I'm not saying that documentation isn't important. I think it's extremely important in getting a project off the ground. However, once a project has gained some stream, the usefulness is diminished to the point where the time spent to create new documentation hampers the ability to make progress. The classes I took where we were forced to create wireframes for our web applications or programs before we started working on any actual code were dead on. Not just with how important documentation is, but at what stage it should be done. In the beginning of the project, on the upstream, where changes are easy to make because there isn't much to change. It should be part of the overhead cost of doing a project, not an ongoing cost, because the ongoing cost is so much more expensive.
So...documentation is good, as long as it’s done as soon as possible and isn't subject to change very often. Otherwise, it’s really more trouble than it’s worth, as out-of-date and wrong documentation is often worse than no documentation at all since it can lead people astray and waste their time. And time is money.

Tuesday, April 16, 2013

Almost a whole year later...

It's been almost a year since I've graduated from UCF and started working at my current job. The academic world and the professional world of programming are similar but different at the same time.  I still know many people who are still in college studying programming (or soon will I hope). They are sometimes baffled by the way things are done where I work as opposed to how things are done in the classroom. This isn't to say that the classroom way is wrong, or that the way its done where I work at is wrong, they are just different. This is mostly because of the priority shift of what is ideal in the classroom setting as opposed to the more realistic or "cheaper" way things are done in the workplace. I'm just going to sum up some of the differences I've noticed thus far here and in the future go into further detail of each. These are my own unique experiences and I'm sure aren't the same everywhere.

1) Documentation....often an assignment itself leading into another assignment in school. A huge hassle no one has time for where I work.

2) Group Projects....in school if one person doesn't pull their weight, it seriously sucks for the whole team. Where I work, as long as you do what you're supposed to be doing...you're golden.

3) Silly mistakes.....they happen and are expected in school.

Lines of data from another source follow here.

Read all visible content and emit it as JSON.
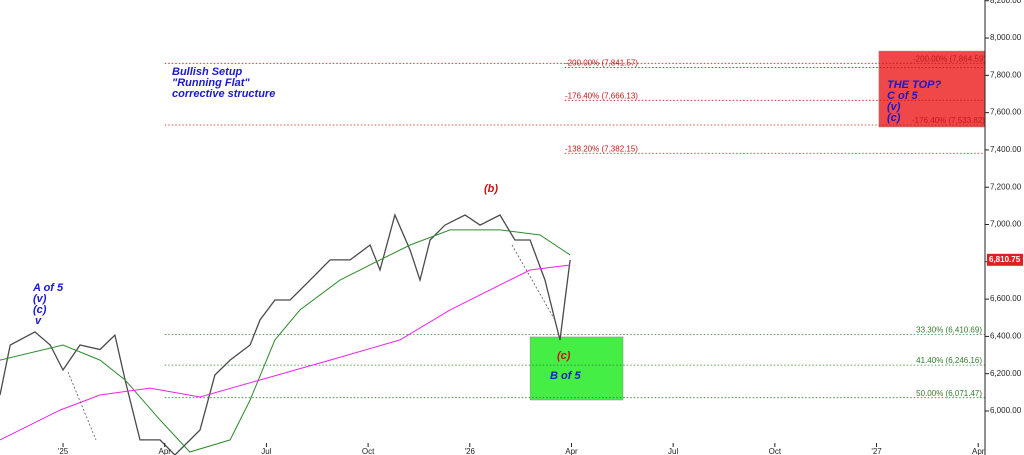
{
  "chart_data": {
    "type": "line",
    "xlim": [
      -1.86,
      27.2
    ],
    "ylim": [
      5764,
      8204
    ],
    "xticks": [
      {
        "value": 0,
        "label": "'25"
      },
      {
        "value": 3,
        "label": "Apr"
      },
      {
        "value": 6,
        "label": "Jul"
      },
      {
        "value": 9,
        "label": "Oct"
      },
      {
        "value": 12,
        "label": "'26"
      },
      {
        "value": 15,
        "label": "Apr"
      },
      {
        "value": 18,
        "label": "Jul"
      },
      {
        "value": 21,
        "label": "Oct"
      },
      {
        "value": 24,
        "label": "'27"
      },
      {
        "value": 27,
        "label": "Apr"
      }
    ],
    "yticks": [
      {
        "value": 6000,
        "label": "6,000.00"
      },
      {
        "value": 6200,
        "label": "6,200.00"
      },
      {
        "value": 6400,
        "label": "6,400.00"
      },
      {
        "value": 6600,
        "label": "6,600.00"
      },
      {
        "value": 6800,
        "label": "6,800.00"
      },
      {
        "value": 7000,
        "label": "7,000.00"
      },
      {
        "value": 7200,
        "label": "7,200.00"
      },
      {
        "value": 7400,
        "label": "7,400.00"
      },
      {
        "value": 7600,
        "label": "7,600.00"
      },
      {
        "value": 7800,
        "label": "7,800.00"
      },
      {
        "value": 8000,
        "label": "8,000.00"
      },
      {
        "value": 8200,
        "label": "8,200.00"
      }
    ],
    "series": [
      {
        "color": "#4a4a4a",
        "x": [
          -1.86,
          -1.56,
          -0.83,
          -0.38,
          0,
          0.5,
          1.09,
          1.53,
          1.83,
          2.27,
          2.86,
          3.3,
          4.04,
          4.48,
          4.93,
          5.52,
          5.81,
          6.25,
          6.7,
          7.29,
          7.88,
          8.47,
          9.06,
          9.35,
          9.79,
          10.24,
          10.53,
          10.83,
          11.27,
          11.86,
          12.3,
          12.89,
          13.33,
          13.78,
          14.22,
          14.51,
          14.66,
          14.81,
          14.96
        ],
        "values": [
          6086,
          6354,
          6424,
          6354,
          6220,
          6354,
          6330,
          6407,
          6166,
          5845,
          5845,
          5764,
          5898,
          6193,
          6273,
          6354,
          6488,
          6595,
          6595,
          6702,
          6810,
          6810,
          6890,
          6756,
          7051,
          6863,
          6702,
          6917,
          6997,
          7051,
          6997,
          7051,
          6917,
          6917,
          6702,
          6488,
          6381,
          6595,
          6810
        ]
      },
      {
        "color": "#2e8b2e",
        "x": [
          -1.86,
          0,
          1.09,
          1.83,
          2.86,
          3.74,
          4.93,
          5.52,
          6.25,
          6.99,
          8.17,
          9.35,
          10.24,
          11.42,
          12.89,
          14.07,
          14.96
        ],
        "values": [
          6273,
          6354,
          6273,
          6166,
          5952,
          5780,
          5845,
          6059,
          6381,
          6542,
          6702,
          6810,
          6890,
          6971,
          6971,
          6944,
          6837
        ]
      },
      {
        "color": "#ee22ee",
        "x": [
          -1.86,
          -0.09,
          1.09,
          2.57,
          4.04,
          5.81,
          7.88,
          9.94,
          11.42,
          12.89,
          13.78,
          14.96
        ],
        "values": [
          5845,
          6005,
          6086,
          6123,
          6075,
          6166,
          6273,
          6381,
          6542,
          6676,
          6756,
          6783
        ]
      }
    ],
    "levels": [
      {
        "label": "-200.00% (7,841.57)",
        "value": 7841.57,
        "color": "#c01818",
        "from": 14.8
      },
      {
        "label": "-176.40% (7,666.13)",
        "value": 7666.13,
        "color": "#c01818",
        "from": 14.8
      },
      {
        "label": "-138.20% (7,382.15)",
        "value": 7382.15,
        "color": "#c01818",
        "from": 14.8
      },
      {
        "label": "-200.00% (7,864.59)",
        "value": 7864.59,
        "color": "#c01818",
        "from": 3.0
      },
      {
        "label": "-176.40% (7,533.82)",
        "value": 7533.82,
        "color": "#c01818",
        "from": 3.0
      },
      {
        "label": "33.30% (6,410.69)",
        "value": 6410.69,
        "color": "#2e7d2e",
        "from": 3.0
      },
      {
        "label": "41.40% (6,246.16)",
        "value": 6246.16,
        "color": "#2e7d2e",
        "from": 3.0
      },
      {
        "label": "50.00% (6,071.47)",
        "value": 6071.47,
        "color": "#2e7d2e",
        "from": 3.0
      }
    ],
    "boxes": [
      {
        "x": [
          13.78,
          16.52
        ],
        "y": [
          6059,
          6397
        ],
        "color": "#44ee44",
        "lines": [
          "B of 5"
        ]
      },
      {
        "x": [
          24.07,
          27.2
        ],
        "y": [
          7523,
          7930
        ],
        "color": "#f04848",
        "lines": [
          "THE TOP?",
          "C of 5",
          "(v)",
          "(c)"
        ]
      }
    ],
    "last_price": {
      "value": 6810.75,
      "label": "6,810.75",
      "color": "#e02020"
    },
    "annotations": [
      "Bullish Setup",
      "\"Running Flat\"",
      "corrective structure",
      "A of 5",
      "(v)",
      "(c)",
      "v",
      "(b)",
      "(c)"
    ]
  }
}
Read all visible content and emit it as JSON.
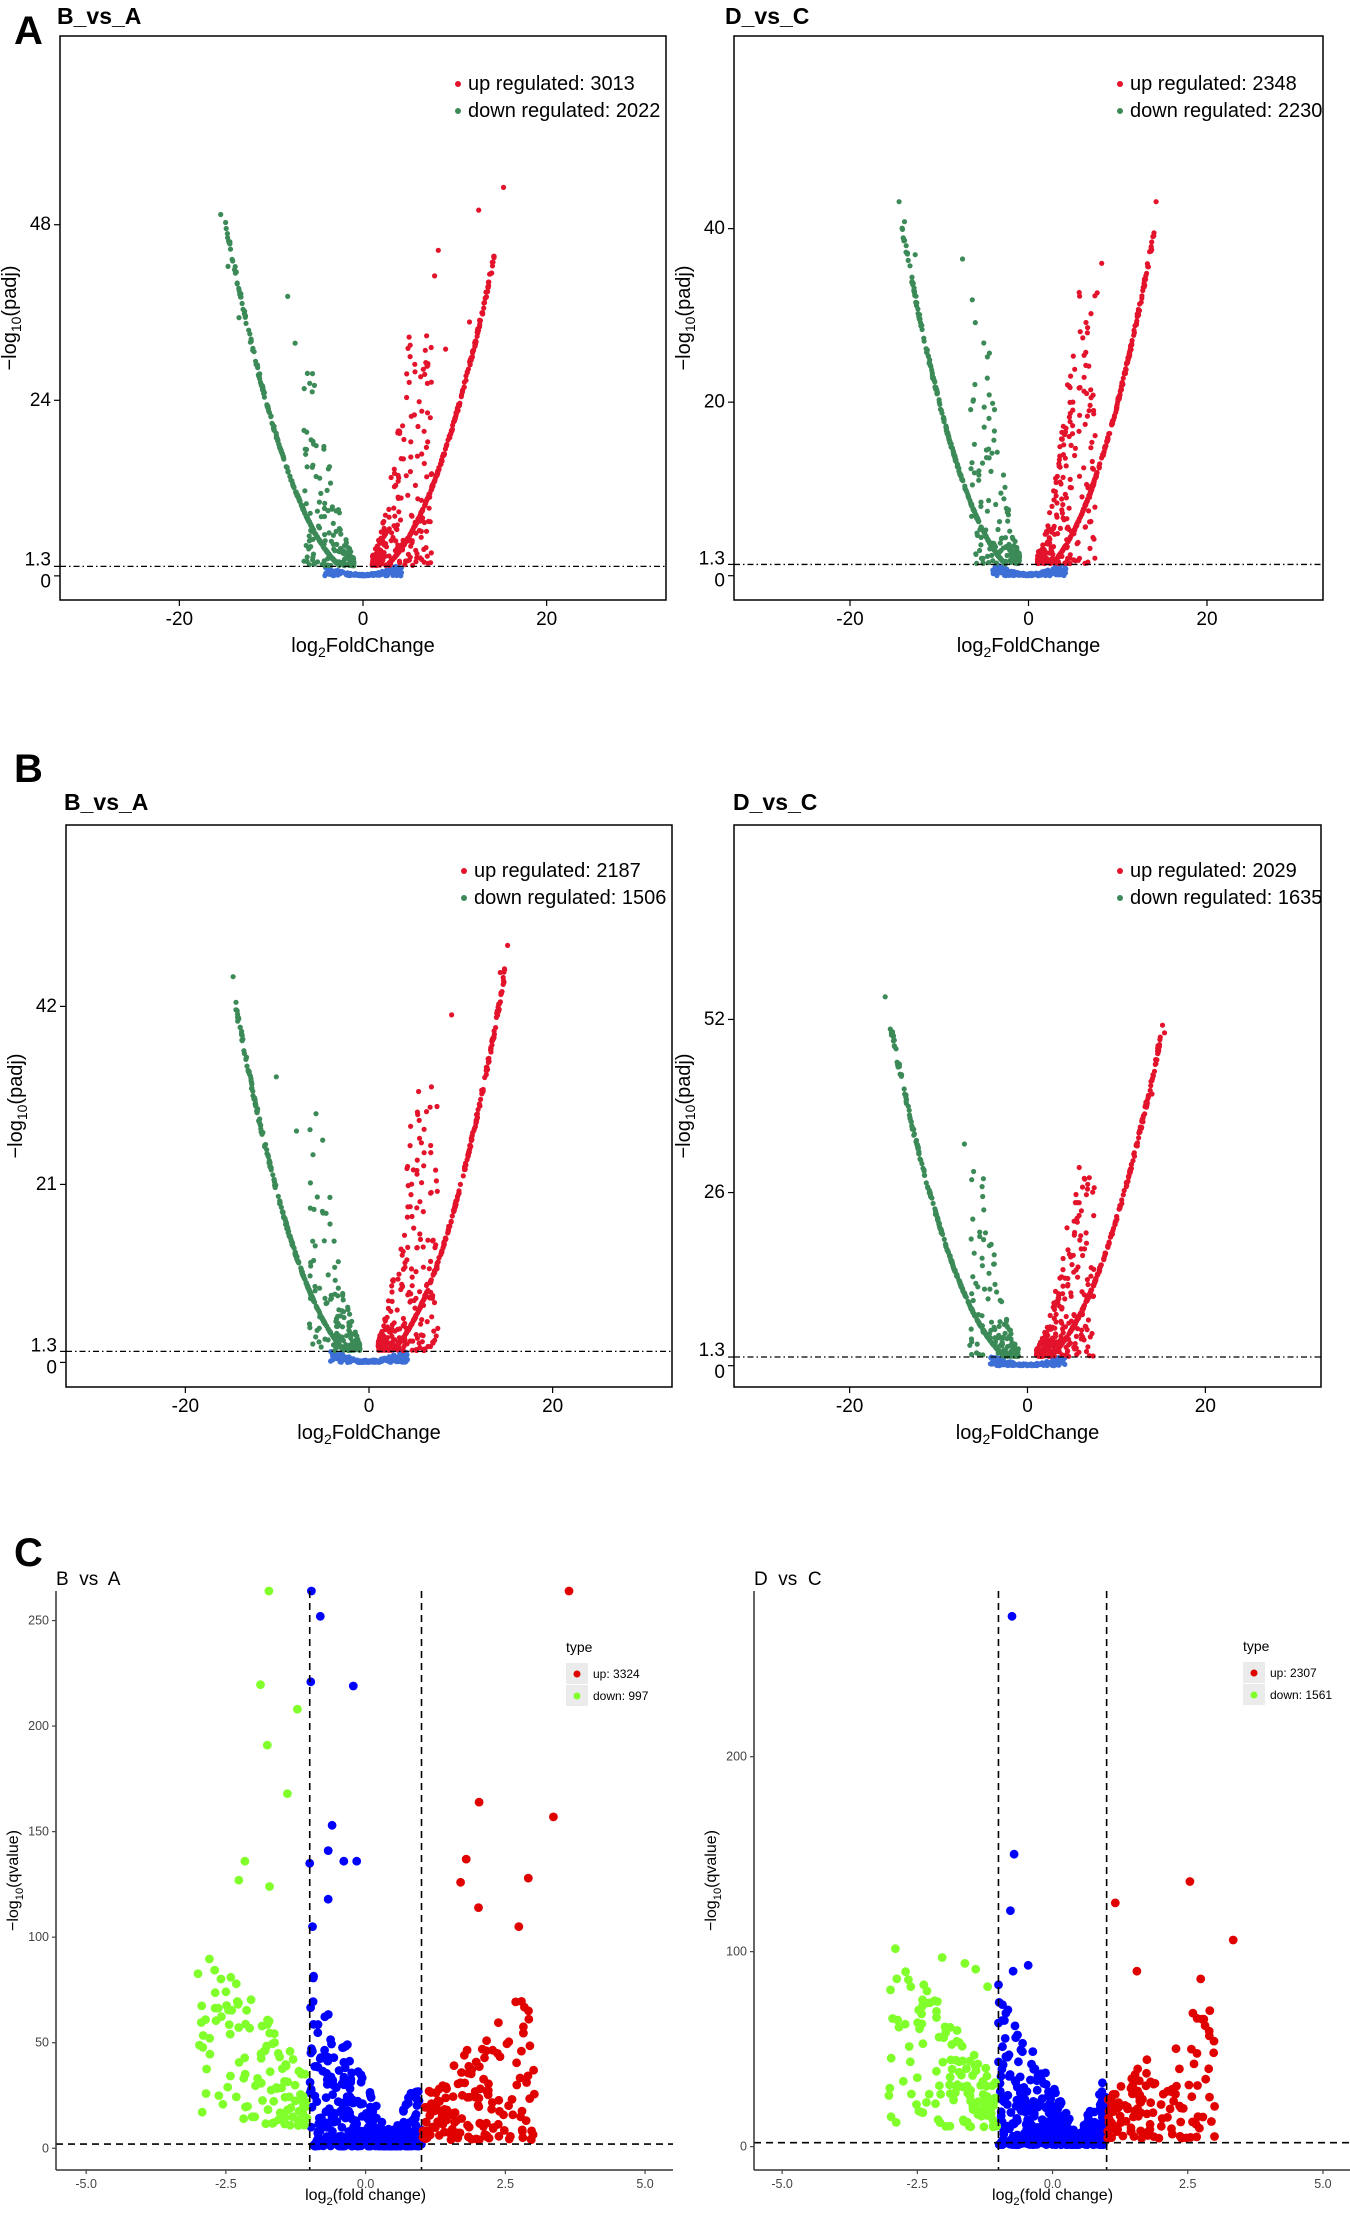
{
  "panel_letters": [
    "A",
    "B",
    "C"
  ],
  "chart_data": [
    {
      "panel": "A",
      "title": "B_vs_A",
      "type": "scatter",
      "xlabel": {
        "pre": "log",
        "sub": "2",
        "post": "FoldChange"
      },
      "ylabel": {
        "pre": "−log",
        "sub": "10",
        "post": "(padj)"
      },
      "xlim": [
        -33,
        33
      ],
      "ylim": [
        -3.3,
        73.8
      ],
      "xticks": [
        -20,
        0,
        20
      ],
      "yticks": [
        0,
        1.3,
        24,
        48
      ],
      "hline": 1.3,
      "vlines": [],
      "legend_title": "",
      "legend": [
        {
          "label": "up regulated: 3013",
          "color": "#e3132b"
        },
        {
          "label": "down regulated: 2022",
          "color": "#3b8a57"
        }
      ],
      "series_colors": {
        "up": "#e3132b",
        "down": "#3b8a57",
        "ns": "#3d6fd6"
      },
      "extreme_points": {
        "down": [
          [
            -15.5,
            49.4
          ],
          [
            -14.7,
            42.3
          ],
          [
            -13.5,
            35.3
          ],
          [
            -8.2,
            38.2
          ],
          [
            -7.4,
            31.8
          ],
          [
            -6.4,
            25.6
          ]
        ],
        "up": [
          [
            15.3,
            53.1
          ],
          [
            12.6,
            50
          ],
          [
            8.2,
            44.5
          ],
          [
            7.8,
            41
          ],
          [
            11.6,
            34.7
          ],
          [
            9,
            31
          ]
        ],
        "ns": []
      }
    },
    {
      "panel": "A",
      "title": "D_vs_C",
      "type": "scatter",
      "xlabel": {
        "pre": "log",
        "sub": "2",
        "post": "FoldChange"
      },
      "ylabel": {
        "pre": "−log",
        "sub": "10",
        "post": "(padj)"
      },
      "xlim": [
        -33,
        33
      ],
      "ylim": [
        -2.8,
        62.2
      ],
      "xticks": [
        -20,
        0,
        20
      ],
      "yticks": [
        0,
        1.3,
        20,
        40
      ],
      "hline": 1.3,
      "vlines": [],
      "legend_title": "",
      "legend": [
        {
          "label": "up regulated: 2348",
          "color": "#e3132b"
        },
        {
          "label": "down regulated: 2230",
          "color": "#3b8a57"
        }
      ],
      "series_colors": {
        "up": "#e3132b",
        "down": "#3b8a57",
        "ns": "#3d6fd6"
      },
      "extreme_points": {
        "down": [
          [
            -14.5,
            43.1
          ],
          [
            -13.9,
            40.8
          ],
          [
            -7.4,
            36.5
          ],
          [
            -12.7,
            37
          ],
          [
            -6.3,
            31.8
          ]
        ],
        "up": [
          [
            14.3,
            43.1
          ],
          [
            8.2,
            36
          ],
          [
            7.7,
            32.6
          ],
          [
            6.6,
            28
          ],
          [
            4.2,
            17
          ]
        ],
        "ns": []
      }
    },
    {
      "panel": "B",
      "title": "B_vs_A",
      "type": "scatter",
      "xlabel": {
        "pre": "log",
        "sub": "2",
        "post": "FoldChange"
      },
      "ylabel": {
        "pre": "−log",
        "sub": "10",
        "post": "(padj)"
      },
      "xlim": [
        -33,
        33
      ],
      "ylim": [
        -2.9,
        63.4
      ],
      "xticks": [
        -20,
        0,
        20
      ],
      "yticks": [
        0,
        1.3,
        21,
        42
      ],
      "hline": 1.3,
      "vlines": [],
      "legend_title": "",
      "legend": [
        {
          "label": "up regulated: 2187",
          "color": "#e3132b"
        },
        {
          "label": "down regulated: 1506",
          "color": "#3b8a57"
        }
      ],
      "series_colors": {
        "up": "#e3132b",
        "down": "#3b8a57",
        "ns": "#3d6fd6"
      },
      "extreme_points": {
        "down": [
          [
            -14.8,
            45.5
          ],
          [
            -14.2,
            40.6
          ],
          [
            -10.1,
            33.7
          ],
          [
            -7.9,
            27.3
          ],
          [
            -6.1,
            24.5
          ]
        ],
        "up": [
          [
            15.1,
            49.2
          ],
          [
            14.3,
            46
          ],
          [
            9,
            41
          ],
          [
            6.8,
            32.5
          ],
          [
            6,
            27.5
          ]
        ],
        "ns": []
      }
    },
    {
      "panel": "B",
      "title": "D_vs_C",
      "type": "scatter",
      "xlabel": {
        "pre": "log",
        "sub": "2",
        "post": "FoldChange"
      },
      "ylabel": {
        "pre": "−log",
        "sub": "10",
        "post": "(padj)"
      },
      "xlim": [
        -33,
        33
      ],
      "ylim": [
        -3.2,
        81.2
      ],
      "xticks": [
        -20,
        0,
        20
      ],
      "yticks": [
        0,
        1.3,
        26,
        52
      ],
      "hline": 1.3,
      "vlines": [],
      "legend_title": "",
      "legend": [
        {
          "label": "up regulated: 2029",
          "color": "#e3132b"
        },
        {
          "label": "down regulated: 1635",
          "color": "#3b8a57"
        }
      ],
      "series_colors": {
        "up": "#e3132b",
        "down": "#3b8a57",
        "ns": "#3d6fd6"
      },
      "extreme_points": {
        "down": [
          [
            -16,
            55.4
          ],
          [
            -15.3,
            50
          ],
          [
            -7.1,
            33.3
          ],
          [
            -5.1,
            26.9
          ]
        ],
        "up": [
          [
            15.4,
            50
          ],
          [
            14,
            40.8
          ],
          [
            5.6,
            24.5
          ],
          [
            4,
            16.1
          ]
        ],
        "ns": []
      }
    },
    {
      "panel": "C",
      "title": "B  vs  A",
      "type": "scatter",
      "xlabel": {
        "pre": "log",
        "sub": "2",
        "post": "(fold change)"
      },
      "ylabel": {
        "pre": "−log",
        "sub": "10",
        "post": "(qvalue)"
      },
      "xlim": [
        -5.54,
        5.5
      ],
      "ylim": [
        -10.3,
        264
      ],
      "xticks": [
        -5.0,
        -2.5,
        0.0,
        2.5,
        5.0
      ],
      "yticks": [
        0,
        50,
        100,
        150,
        200,
        250
      ],
      "hline": 2,
      "vlines": [
        -1,
        1
      ],
      "legend_title": "type",
      "legend": [
        {
          "label": "up: 3324",
          "color": "#e00000"
        },
        {
          "label": "down: 997",
          "color": "#80ff2a"
        }
      ],
      "series_colors": {
        "up": "#e00000",
        "down": "#80ff2a",
        "ns": "#0000ff"
      },
      "extreme_points": {
        "down": [
          [
            -1.73,
            264
          ],
          [
            -1.88,
            219.6
          ],
          [
            -1.22,
            208
          ],
          [
            -1.76,
            191
          ],
          [
            -1.4,
            168
          ],
          [
            -2.16,
            136
          ],
          [
            -2.27,
            127
          ],
          [
            -1.72,
            124
          ]
        ],
        "up": [
          [
            3.64,
            264
          ],
          [
            2.03,
            164
          ],
          [
            3.36,
            157
          ],
          [
            1.8,
            137
          ],
          [
            2.91,
            128
          ],
          [
            1.7,
            126
          ],
          [
            2.02,
            114
          ],
          [
            2.74,
            105
          ]
        ],
        "ns": [
          [
            -0.97,
            264
          ],
          [
            -0.81,
            252
          ],
          [
            -0.98,
            221
          ],
          [
            -0.22,
            219
          ],
          [
            -0.6,
            153
          ],
          [
            -0.67,
            141
          ],
          [
            -0.39,
            136
          ],
          [
            -0.16,
            136
          ],
          [
            -1.0,
            135
          ],
          [
            -0.67,
            118
          ],
          [
            -0.95,
            105
          ]
        ]
      }
    },
    {
      "panel": "C",
      "title": "D  vs  C",
      "type": "scatter",
      "xlabel": {
        "pre": "log",
        "sub": "2",
        "post": "(fold change)"
      },
      "ylabel": {
        "pre": "−log",
        "sub": "10",
        "post": "(qvalue)"
      },
      "xlim": [
        -5.52,
        5.5
      ],
      "ylim": [
        -12,
        285
      ],
      "xticks": [
        -5.0,
        -2.5,
        0.0,
        2.5,
        5.0
      ],
      "yticks": [
        0,
        100,
        200
      ],
      "hline": 2,
      "vlines": [
        -1,
        1
      ],
      "legend_title": "type",
      "legend": [
        {
          "label": "up: 2307",
          "color": "#e00000"
        },
        {
          "label": "down: 1561",
          "color": "#80ff2a"
        }
      ],
      "series_colors": {
        "up": "#e00000",
        "down": "#80ff2a",
        "ns": "#0000ff"
      },
      "extreme_points": {
        "down": [
          [
            -2.04,
            97
          ],
          [
            -1.62,
            94
          ],
          [
            -1.42,
            91
          ],
          [
            -2.62,
            82
          ],
          [
            -2.38,
            83
          ],
          [
            -1.2,
            82
          ]
        ],
        "up": [
          [
            2.54,
            136
          ],
          [
            1.16,
            125
          ],
          [
            3.34,
            106
          ],
          [
            1.56,
            90
          ],
          [
            2.74,
            86
          ],
          [
            2.82,
            62
          ]
        ],
        "ns": [
          [
            -0.75,
            272
          ],
          [
            -0.71,
            150
          ],
          [
            -0.78,
            121
          ],
          [
            -0.73,
            90
          ],
          [
            -0.45,
            93
          ],
          [
            -1.0,
            83
          ]
        ]
      }
    }
  ]
}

At work....at best they seriously annoy your coworkers.

4) Time management and Organization....all those classes about college success you thought were useless to get through college, pay attention because after college these skills and habits can really save your bacon.

This post and the ones that follow are more about general purpose development and not isolated to writing code. If you're looking for code I'll get back to it one day. This post was really to try to get me back into writing stuff, hence the lack of content here.